13.2. In case of force majeure, obligations are suspended. If the situation lasts longer than 90 days, both parties may terminate the Agreement for the unperformed part.
13.3. No damages or refunds are due in such cases.
Article 14 – Complaints
14.1. Complaints must be reported within 14 days after discovery, and visible issues within 48 hours of delivery.
14.2. Complaints must be sent to legal@myrthewarmenhoven.com with a clear description.
14.3. We aim to respond within 5 working days.
14.4. Filing a complaint does not suspend your payment obligation.
Article 15 – Assignment & Additional Work
15.1. Access or rights under this Agreement may not be transferred to third parties without our written consent.
15.2. Additional requests or tasks outside the agreed scope will be confirmed in writing and billed separately at the current rate.
Article 16 – External Platforms (Stan Store & Substack)

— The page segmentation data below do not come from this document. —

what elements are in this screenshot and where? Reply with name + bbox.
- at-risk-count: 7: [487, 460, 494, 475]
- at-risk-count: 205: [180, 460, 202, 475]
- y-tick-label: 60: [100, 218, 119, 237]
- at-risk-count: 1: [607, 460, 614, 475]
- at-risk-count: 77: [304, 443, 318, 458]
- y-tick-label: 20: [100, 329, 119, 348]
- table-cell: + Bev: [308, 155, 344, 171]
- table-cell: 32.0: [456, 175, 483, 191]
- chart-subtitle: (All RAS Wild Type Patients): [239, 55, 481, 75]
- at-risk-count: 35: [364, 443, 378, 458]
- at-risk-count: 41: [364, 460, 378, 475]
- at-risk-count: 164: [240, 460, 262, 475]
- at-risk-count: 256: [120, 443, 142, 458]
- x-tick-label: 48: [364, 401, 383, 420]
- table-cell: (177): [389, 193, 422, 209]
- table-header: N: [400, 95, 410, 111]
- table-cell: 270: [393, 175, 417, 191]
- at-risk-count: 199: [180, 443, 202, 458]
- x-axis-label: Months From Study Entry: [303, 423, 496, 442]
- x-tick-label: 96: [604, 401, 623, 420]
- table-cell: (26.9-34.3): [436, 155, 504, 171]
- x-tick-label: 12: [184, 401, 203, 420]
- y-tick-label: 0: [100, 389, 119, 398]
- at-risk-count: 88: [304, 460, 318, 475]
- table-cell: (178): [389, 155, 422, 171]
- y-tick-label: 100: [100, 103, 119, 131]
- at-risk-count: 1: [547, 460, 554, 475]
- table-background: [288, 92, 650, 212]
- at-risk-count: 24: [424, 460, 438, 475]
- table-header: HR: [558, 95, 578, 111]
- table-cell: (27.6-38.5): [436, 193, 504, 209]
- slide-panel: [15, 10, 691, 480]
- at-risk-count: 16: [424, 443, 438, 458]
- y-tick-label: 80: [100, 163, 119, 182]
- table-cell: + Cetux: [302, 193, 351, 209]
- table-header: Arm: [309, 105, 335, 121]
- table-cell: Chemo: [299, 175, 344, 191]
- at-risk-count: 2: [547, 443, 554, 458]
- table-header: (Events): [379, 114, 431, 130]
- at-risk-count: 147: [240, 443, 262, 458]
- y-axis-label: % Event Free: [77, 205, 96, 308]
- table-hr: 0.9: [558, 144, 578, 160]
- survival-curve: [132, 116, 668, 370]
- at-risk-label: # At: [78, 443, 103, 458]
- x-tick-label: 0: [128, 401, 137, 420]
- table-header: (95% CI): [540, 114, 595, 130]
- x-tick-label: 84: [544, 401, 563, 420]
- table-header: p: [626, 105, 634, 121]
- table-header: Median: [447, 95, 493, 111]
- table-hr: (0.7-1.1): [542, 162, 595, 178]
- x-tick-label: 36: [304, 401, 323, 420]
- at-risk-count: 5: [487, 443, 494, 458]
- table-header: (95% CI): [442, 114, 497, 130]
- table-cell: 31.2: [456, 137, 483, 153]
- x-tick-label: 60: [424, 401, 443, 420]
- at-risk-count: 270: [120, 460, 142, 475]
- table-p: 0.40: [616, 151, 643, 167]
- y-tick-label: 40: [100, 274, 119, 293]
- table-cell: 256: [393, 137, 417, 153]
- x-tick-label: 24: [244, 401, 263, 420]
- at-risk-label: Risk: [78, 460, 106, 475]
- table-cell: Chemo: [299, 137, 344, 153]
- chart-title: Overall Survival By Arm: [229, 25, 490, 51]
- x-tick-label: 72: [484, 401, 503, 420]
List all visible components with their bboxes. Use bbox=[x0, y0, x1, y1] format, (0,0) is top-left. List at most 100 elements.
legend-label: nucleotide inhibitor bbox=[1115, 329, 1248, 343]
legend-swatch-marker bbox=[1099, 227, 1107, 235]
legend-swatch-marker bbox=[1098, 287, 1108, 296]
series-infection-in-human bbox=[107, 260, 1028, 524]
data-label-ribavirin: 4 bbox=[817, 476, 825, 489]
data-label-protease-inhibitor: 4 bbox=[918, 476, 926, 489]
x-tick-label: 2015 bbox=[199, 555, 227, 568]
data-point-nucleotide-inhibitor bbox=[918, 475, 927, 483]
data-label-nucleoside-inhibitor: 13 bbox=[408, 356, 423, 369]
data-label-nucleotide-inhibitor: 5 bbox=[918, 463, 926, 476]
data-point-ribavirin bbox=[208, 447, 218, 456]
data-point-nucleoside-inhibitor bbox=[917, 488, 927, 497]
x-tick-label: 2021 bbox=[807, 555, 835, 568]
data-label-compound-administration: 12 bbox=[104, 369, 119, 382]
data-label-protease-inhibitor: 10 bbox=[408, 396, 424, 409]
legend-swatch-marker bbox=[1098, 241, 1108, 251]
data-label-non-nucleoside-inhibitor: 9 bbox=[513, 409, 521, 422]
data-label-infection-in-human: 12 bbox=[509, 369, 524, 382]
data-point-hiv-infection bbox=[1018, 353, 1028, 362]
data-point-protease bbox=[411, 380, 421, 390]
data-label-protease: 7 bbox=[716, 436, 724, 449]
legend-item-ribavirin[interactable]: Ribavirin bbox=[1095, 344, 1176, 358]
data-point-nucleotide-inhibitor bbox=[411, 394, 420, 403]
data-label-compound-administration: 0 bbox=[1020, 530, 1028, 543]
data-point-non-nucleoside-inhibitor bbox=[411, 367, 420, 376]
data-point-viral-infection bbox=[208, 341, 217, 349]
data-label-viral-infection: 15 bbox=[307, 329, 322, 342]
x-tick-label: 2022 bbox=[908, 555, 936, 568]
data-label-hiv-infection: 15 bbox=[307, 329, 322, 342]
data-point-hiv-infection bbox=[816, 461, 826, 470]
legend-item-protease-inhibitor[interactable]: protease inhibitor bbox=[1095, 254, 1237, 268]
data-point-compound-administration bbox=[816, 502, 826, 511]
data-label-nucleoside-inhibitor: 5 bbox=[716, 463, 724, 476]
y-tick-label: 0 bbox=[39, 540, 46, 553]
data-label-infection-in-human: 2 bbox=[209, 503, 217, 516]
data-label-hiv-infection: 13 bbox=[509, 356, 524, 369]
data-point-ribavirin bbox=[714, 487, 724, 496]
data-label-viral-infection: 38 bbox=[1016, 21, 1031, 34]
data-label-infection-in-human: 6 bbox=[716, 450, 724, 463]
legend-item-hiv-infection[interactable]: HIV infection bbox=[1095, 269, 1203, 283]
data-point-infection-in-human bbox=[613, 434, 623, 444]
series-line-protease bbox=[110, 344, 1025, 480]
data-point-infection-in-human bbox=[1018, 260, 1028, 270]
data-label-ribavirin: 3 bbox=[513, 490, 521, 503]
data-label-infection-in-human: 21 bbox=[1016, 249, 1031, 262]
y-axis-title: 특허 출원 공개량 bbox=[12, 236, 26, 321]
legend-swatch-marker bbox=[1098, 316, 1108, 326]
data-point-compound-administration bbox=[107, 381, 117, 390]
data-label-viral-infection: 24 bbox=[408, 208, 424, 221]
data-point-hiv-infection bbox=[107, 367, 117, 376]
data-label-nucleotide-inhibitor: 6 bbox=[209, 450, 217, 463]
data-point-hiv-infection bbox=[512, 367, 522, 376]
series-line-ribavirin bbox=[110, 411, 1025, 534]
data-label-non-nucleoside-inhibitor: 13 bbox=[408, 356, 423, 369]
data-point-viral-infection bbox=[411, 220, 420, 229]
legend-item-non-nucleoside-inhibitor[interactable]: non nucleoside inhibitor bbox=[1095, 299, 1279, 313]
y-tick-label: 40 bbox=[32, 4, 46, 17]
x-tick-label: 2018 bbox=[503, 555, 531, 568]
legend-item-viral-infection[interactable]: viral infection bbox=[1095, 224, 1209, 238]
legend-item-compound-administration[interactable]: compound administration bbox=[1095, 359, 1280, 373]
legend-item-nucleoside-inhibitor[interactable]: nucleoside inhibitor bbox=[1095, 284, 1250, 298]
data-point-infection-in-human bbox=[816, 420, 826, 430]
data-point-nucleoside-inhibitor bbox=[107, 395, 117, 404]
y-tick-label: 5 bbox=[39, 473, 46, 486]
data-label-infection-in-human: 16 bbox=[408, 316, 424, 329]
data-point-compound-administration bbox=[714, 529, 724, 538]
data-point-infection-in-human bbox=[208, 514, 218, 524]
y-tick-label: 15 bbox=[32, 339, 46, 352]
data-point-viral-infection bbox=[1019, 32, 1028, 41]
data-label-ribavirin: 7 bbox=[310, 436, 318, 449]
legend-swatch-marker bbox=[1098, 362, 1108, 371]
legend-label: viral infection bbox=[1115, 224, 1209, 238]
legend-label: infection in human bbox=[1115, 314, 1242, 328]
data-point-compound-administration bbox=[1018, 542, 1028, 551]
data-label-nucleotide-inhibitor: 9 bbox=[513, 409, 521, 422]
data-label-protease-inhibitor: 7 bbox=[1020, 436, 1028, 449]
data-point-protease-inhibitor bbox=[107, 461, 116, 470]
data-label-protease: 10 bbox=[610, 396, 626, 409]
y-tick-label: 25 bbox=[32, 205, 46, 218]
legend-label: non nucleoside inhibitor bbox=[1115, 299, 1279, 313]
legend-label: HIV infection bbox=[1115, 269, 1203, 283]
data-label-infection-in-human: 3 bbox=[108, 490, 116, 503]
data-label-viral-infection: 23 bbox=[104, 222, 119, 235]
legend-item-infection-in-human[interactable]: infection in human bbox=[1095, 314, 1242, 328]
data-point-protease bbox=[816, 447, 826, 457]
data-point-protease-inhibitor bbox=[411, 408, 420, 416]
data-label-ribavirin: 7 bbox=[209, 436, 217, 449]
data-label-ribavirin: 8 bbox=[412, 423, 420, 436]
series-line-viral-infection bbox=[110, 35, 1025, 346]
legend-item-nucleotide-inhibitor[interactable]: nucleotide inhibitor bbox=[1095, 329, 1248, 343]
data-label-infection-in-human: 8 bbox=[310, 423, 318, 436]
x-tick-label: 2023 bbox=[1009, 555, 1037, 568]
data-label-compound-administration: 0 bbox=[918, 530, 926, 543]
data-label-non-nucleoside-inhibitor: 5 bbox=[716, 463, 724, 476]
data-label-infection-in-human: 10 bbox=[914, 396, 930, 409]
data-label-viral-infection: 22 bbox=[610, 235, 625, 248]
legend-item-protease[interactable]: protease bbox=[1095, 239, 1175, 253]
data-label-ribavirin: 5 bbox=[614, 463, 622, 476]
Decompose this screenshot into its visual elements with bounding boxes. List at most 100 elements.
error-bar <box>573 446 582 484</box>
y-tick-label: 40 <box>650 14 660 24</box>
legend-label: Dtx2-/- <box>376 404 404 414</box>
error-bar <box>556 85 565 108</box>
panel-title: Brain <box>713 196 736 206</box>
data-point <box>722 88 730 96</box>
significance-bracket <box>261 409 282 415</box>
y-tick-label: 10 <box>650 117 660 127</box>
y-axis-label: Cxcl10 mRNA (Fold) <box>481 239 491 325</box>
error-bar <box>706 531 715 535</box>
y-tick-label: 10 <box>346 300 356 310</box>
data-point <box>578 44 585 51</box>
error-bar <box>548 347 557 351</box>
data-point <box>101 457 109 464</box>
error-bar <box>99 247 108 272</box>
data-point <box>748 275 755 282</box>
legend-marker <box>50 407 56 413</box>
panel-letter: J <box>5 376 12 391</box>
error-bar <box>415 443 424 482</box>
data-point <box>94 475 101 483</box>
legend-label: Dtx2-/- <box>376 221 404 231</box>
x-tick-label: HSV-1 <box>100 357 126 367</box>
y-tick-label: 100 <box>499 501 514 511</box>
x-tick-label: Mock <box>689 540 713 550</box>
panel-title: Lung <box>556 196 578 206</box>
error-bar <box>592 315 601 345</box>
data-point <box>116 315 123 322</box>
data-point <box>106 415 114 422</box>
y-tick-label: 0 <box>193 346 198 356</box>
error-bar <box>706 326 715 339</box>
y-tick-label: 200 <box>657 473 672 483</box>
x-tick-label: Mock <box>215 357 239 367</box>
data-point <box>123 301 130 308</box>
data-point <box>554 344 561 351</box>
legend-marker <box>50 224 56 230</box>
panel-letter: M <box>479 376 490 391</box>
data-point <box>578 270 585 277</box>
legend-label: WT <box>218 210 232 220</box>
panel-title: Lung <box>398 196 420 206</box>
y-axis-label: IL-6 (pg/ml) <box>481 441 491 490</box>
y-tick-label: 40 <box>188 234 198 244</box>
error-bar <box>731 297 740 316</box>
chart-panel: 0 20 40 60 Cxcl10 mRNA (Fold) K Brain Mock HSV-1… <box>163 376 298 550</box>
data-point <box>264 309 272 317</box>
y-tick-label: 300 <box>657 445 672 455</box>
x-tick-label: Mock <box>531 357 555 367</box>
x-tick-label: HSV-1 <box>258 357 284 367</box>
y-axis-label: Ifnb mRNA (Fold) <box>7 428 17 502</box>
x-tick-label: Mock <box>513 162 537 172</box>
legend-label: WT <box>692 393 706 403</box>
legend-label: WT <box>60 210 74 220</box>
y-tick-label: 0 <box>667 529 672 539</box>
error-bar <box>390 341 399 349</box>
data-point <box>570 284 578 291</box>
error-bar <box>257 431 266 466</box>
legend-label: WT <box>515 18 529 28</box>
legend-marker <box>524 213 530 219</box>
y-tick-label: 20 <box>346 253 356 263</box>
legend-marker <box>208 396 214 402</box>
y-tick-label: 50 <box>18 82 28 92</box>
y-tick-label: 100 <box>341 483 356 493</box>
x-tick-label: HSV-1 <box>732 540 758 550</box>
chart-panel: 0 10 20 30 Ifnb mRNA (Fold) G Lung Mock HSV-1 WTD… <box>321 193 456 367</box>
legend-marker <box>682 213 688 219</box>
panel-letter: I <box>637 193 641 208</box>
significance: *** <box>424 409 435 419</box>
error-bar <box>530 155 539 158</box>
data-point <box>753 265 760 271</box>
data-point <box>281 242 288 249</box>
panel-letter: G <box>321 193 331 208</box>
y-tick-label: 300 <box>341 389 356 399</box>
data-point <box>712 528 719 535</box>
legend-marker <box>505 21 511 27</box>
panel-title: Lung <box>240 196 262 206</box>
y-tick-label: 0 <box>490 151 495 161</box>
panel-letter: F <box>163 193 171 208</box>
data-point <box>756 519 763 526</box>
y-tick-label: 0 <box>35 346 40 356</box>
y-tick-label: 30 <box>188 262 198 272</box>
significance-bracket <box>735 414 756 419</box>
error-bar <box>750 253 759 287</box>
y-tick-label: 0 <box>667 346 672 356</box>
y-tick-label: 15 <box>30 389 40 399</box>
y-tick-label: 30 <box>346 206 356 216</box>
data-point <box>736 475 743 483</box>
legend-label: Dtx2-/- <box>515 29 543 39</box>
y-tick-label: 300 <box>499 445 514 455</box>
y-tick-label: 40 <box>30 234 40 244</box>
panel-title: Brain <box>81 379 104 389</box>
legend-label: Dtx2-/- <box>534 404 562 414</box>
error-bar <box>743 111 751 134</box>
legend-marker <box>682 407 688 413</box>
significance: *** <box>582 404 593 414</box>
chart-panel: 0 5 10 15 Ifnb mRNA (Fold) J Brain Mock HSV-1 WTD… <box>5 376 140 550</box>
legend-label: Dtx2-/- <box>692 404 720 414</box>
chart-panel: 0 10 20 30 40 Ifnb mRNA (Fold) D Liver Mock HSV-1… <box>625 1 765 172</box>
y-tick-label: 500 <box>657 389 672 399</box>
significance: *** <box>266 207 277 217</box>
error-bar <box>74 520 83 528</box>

16.1. Payments, cancellations, and refunds processed via Stan Store or Substack are also subject to those platforms’ terms.
16.2. These Terms remain fully applicable regarding intellectual property, confidentiality, conduct, and liability.
Article 17 – Termination
17.1. We may terminate access or the Agreement in cases of breach, such as non-payment, misconduct, or intellectual property violations.
17.2. If termination occurs due to the Client’s actions, no refunds will be issued and outstanding amounts remain payable.
Article 18 – Notices & Communication
18.1. All legal correspondence must be sent to legal@myrthewarmenhoven.com.
18.2. E-mail communication serves as valid written proof.
Article 19 – Privacy
We process personal data in accordance with our Privacy Policy, available at www.myrthewarmenhoven.com/privacy.
Article 20 – Governing Law
20.1. These Terms and all related Agreements are governed by Scottish law.
20.2. Any disputes shall be submitted to the competent court in Edinburgh, Scotland (UK) unless mandatory law provides otherwise.
20.3. Parties will always strive to resolve disputes amicably first.
Article 21 – Language
21.1. The official language of communication, documentation, and Services provided by BOLD Network LP is English.
21.2. Coaching sessions may be conducted in English or Dutch, depending on mutual agreement between the Client and Myrthe Warmenhoven.
21.3. In the event of any discrepancies or differences in interpretation between English and Dutch documents or translations, the English version shall prevail.